Geçen pazartesi facebook sayfasında şunu paylaştı:
’’Her teröristin arkasında bir düzine erkek ve kadın duruyor, onlarsız o terör eylemi yapılamaz. Onların hepsi (Filistinliler) düşman savaşçılardır ve kanlarını kafalarından aktımalı. Şimdi bu vurulanların ''Annelerini'' de kapsıyor, anneleri onları çiçeklerle ve öpücüklerle (eyleme) yolluyorlar. Onlarda oğullarının ardından yollanmalı, bunun kadar hiç bir şey adil olamaz. Onlarda gitmeli, yılanların mayalandığı yuva yıkılmalı.’’
Bir hafta öncesi 17 yaşındaki Muhammed Ebu Hudayr Yahudi yerleşimciler tarafından dövülerek öldürüldü ve ardından cesedi yakıldı. Düşman; teröristler, aşırılar, Filistinli otoriteler değildi, düşman Filistin halkıydı. Neden mi bunu(Shaked’lere) sormalı.
Bu israilli parlamanterin eğtimli açıklaması Naziler`in Yahudiler`i sadece Yahudi olduklarından katl etmesini hatırlatır. Yahudi düşmandı ve yok edilmeliydi neden mi? Sadece Naziler bilirdi. (The Independent)

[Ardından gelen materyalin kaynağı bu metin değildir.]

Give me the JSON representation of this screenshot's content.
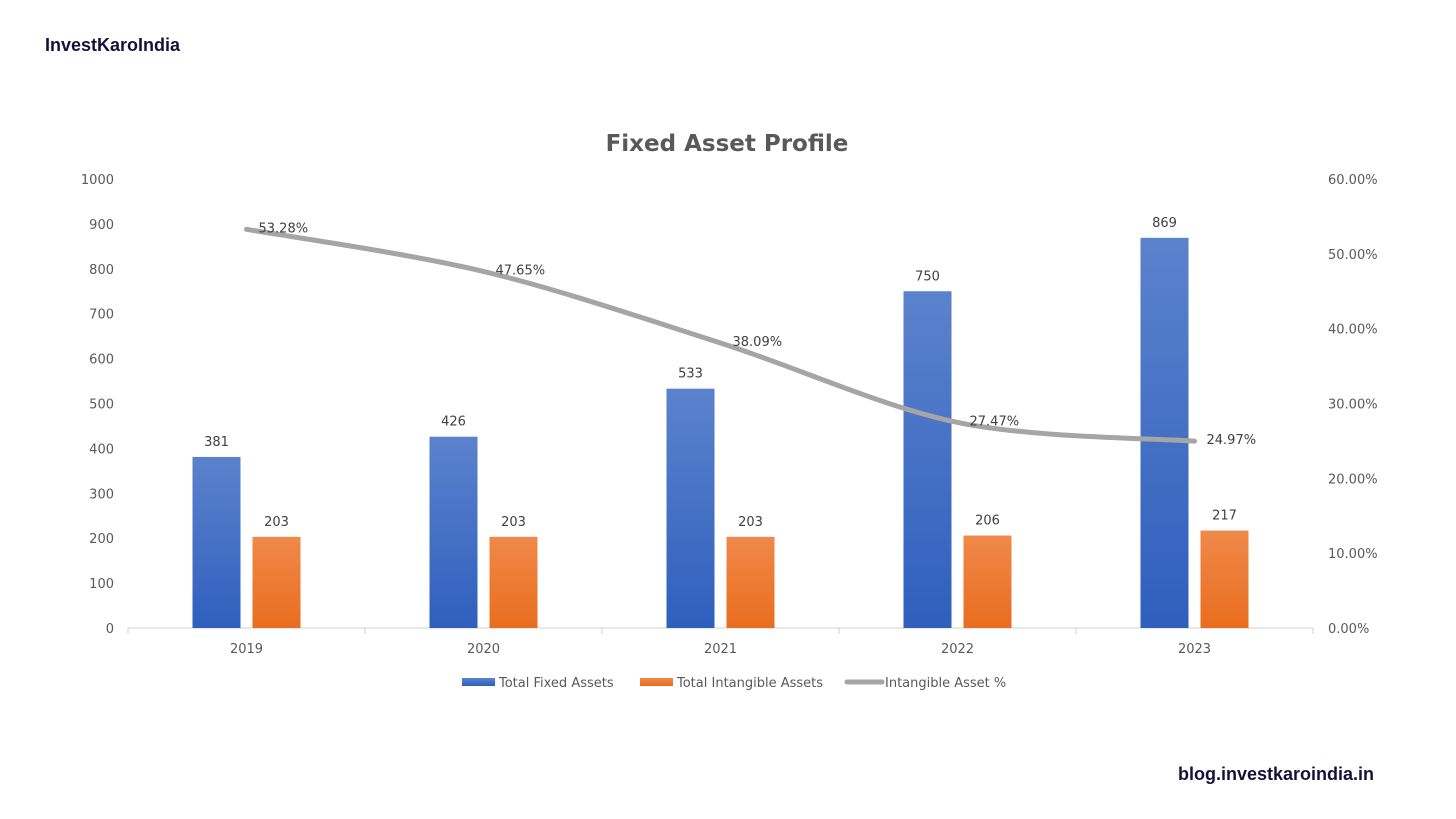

Naziler`de eğitimliydi, bir çok teknik ve sosyal dalda uzmanlardı. Ama faşizan poltikaları uğruna hiç bir cinayetten geri kalmıyor ve her yaptıkları katliamı bilgilerine güvenerek çünkülüyorlardı.
Bir toplumda kötülüğün varlığı her hangi bir bilimsel yada inançsal gerekçelendirmeyle onaylanıyorsa, ahlaki çöküş nihayetine varmış demektir.
Ayalaet Shaked neden bize yabancı değil?
Çünkü adını hep söylememiz ve tekrarlamamız gereken, bizimde bir Ayalaet Shaked’imiz var: Sabiha Gökçen.
Sabiha Gökçen’in neyi imgelediğini açmaya lüzum görmeden , eğitim safsatasının onun üzerinden nasıl yapılan çıplak cinayetin gerekçesi olduğunu yaşadık. Binlerce Muhammed Ebu Hudayr’ın Kürdistan’da bir hamlede sadece tenleride değil adlarıda/yadlarıda yakılmasının ahlaki eleştirisinin de insani bir ağıtın yakılmasının da bu ‘Hep Eğitimsizlikten’ safstasıyla manipüle edildi.
Eğitimsiz ve yabanidiler, öldürülmeleri medeni merhaleyi kat etmek için şarttı.
İlk Türk kadın pilotu, Dersim operasyonu sonrası şunları ifade eder:
’’Dersim'deki uçuşlarım daha heyecanlı olmuştur... İnsan evvela bombalarını atıyor, bunlar bittikten sonra canlı hedef görürse makineli tüfeğe müracaat ediyor. Dersim'deki ilk bombardımanın heyecanını unutamam" (Kürt Tarihi Dergisi)
Bu isim/ bu imgeyi tekrarlamanın onursuzluğunun yanında, sürekli ve bugün de süregelen devletin şiddetini veya toplumda olan kötülüğü yayıp mühendisliğini yapmasını eğitimsizlik yada inançsızlık yada insanlıktan uzak olanlar buyruklarıyla çünkülüyorlar.
Ayalet Shaked yada Sabiha Gökçe`nin yalansız ifade ettiklerine hayret etmemek gerekir, çünkü bir defa açık söylenilen, binlerce defa uygulanan laflarla örtülen cinayetlerin yanında hala naifdir.
Eğitim, insanın kötülüğünü almıyor, öteki bilemiyorsa yada inanamıyorsa uygulamalı ,onun varlığını kime armağan edeceği bilimle öğretilir.